Indem ich nun noch einmal Herrn Hofrat um Entschuldigung bitte wegen der Mühe, die ich verursache, danke ich zur gleichen Zeit für Ihr liebenswürdiges Entgegenkommen und zeichne

mit dem Ausdruck ergebenster Hochschätzung
Ferd. Hestermann
Wien XII, Graf Seilerng. 22/II.


1 Schuchardt, Verzeichnis der Druckschriften von Hugo Schuchardt, Graz: Leykam, 1916. [Archiv-/Breviernummer: 688].

2 Christian Cornelius Uhlenbeck (1867-1951), niederländischer Sprachwissenschaftler und Anthropologe.

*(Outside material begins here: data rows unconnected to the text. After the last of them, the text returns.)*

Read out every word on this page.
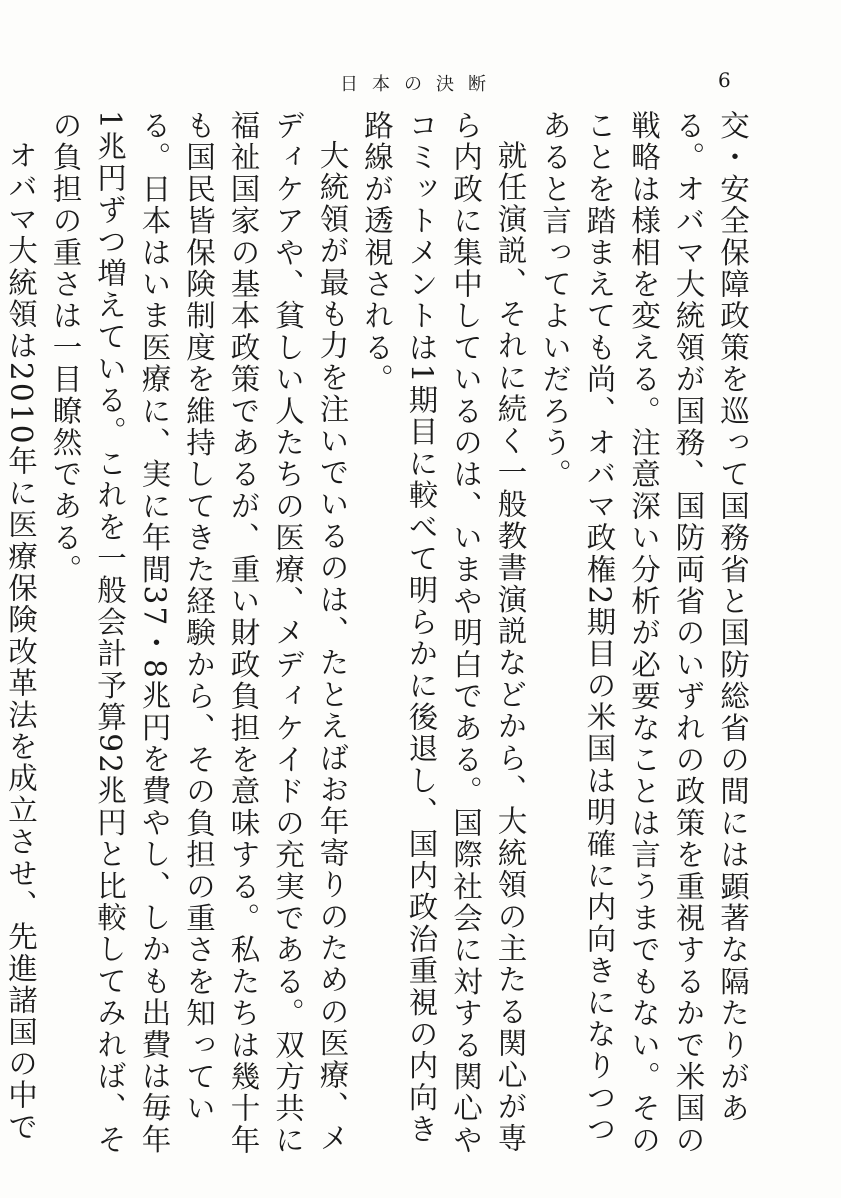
日本の決断	6

交・安全保障政策を巡って国務省と国防総省の間には顕著な隔たりがある。オバマ大統領が国務、国防両省のいずれの政策を重視するかで米国の戦略は様相を変える。注意深い分析が必要なことは言うまでもない。そのことを踏まえても尚、オバマ政権2期目の米国は明確に内向きになりつつあると言ってよいだろう。

就任演説、それに続く一般教書演説などから、大統領の主たる関心が専ら内政に集中しているのは、いまや明白である。国際社会に対する関心やコミットメントは1期目に較べて明らかに後退し、国内政治重視の内向き路線が透視される。

大統領が最も力を注いでいるのは、たとえばお年寄りのための医療、メディケアや、貧しい人たちの医療、メディケイドの充実である。双方共に福祉国家の基本政策であるが、重い財政負担を意味する。私たちは幾十年も国民皆保険制度を維持してきた経験から、その負担の重さを知っている。日本はいま医療に、実に年間37・8兆円を費やし、しかも出費は毎年1兆円ずつ増えている。これを一般会計予算92兆円と比較してみれば、その負担の重さは一目瞭然である。

オバマ大統領は2010年に医療保険改革法を成立させ、先進諸国の中で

3 Vermutlich ist gemeint: Diccionario Español y Vasco, Bilbao: Impr. de Garmendia, 1910 (unvollständig).

4 Die Nummernangabe folgt Schuchardt, Verzeichnis der Druckschriften, Graz: Selbstverlag, 1916. [Archiv-/Breviernummer: 688].

5 Alle fettgedruckten Zahlen sind im Original mit X durchgestrichen. Dazu steht handschriftlich der Hinweis „Alle X besitze ich noch!“

6 Paul Kretschmer (1866-1956), Sprachwissenschaftler, der von 1899 bis zu seiner Emeritierung 1937 in Wien vor allem Gräzistik lehrte.

7 Leo Reinisch (1832-1919), Begründer der österr. Ägyptologie und Afrikanistik, seit 1873 Wiener Ordinarius.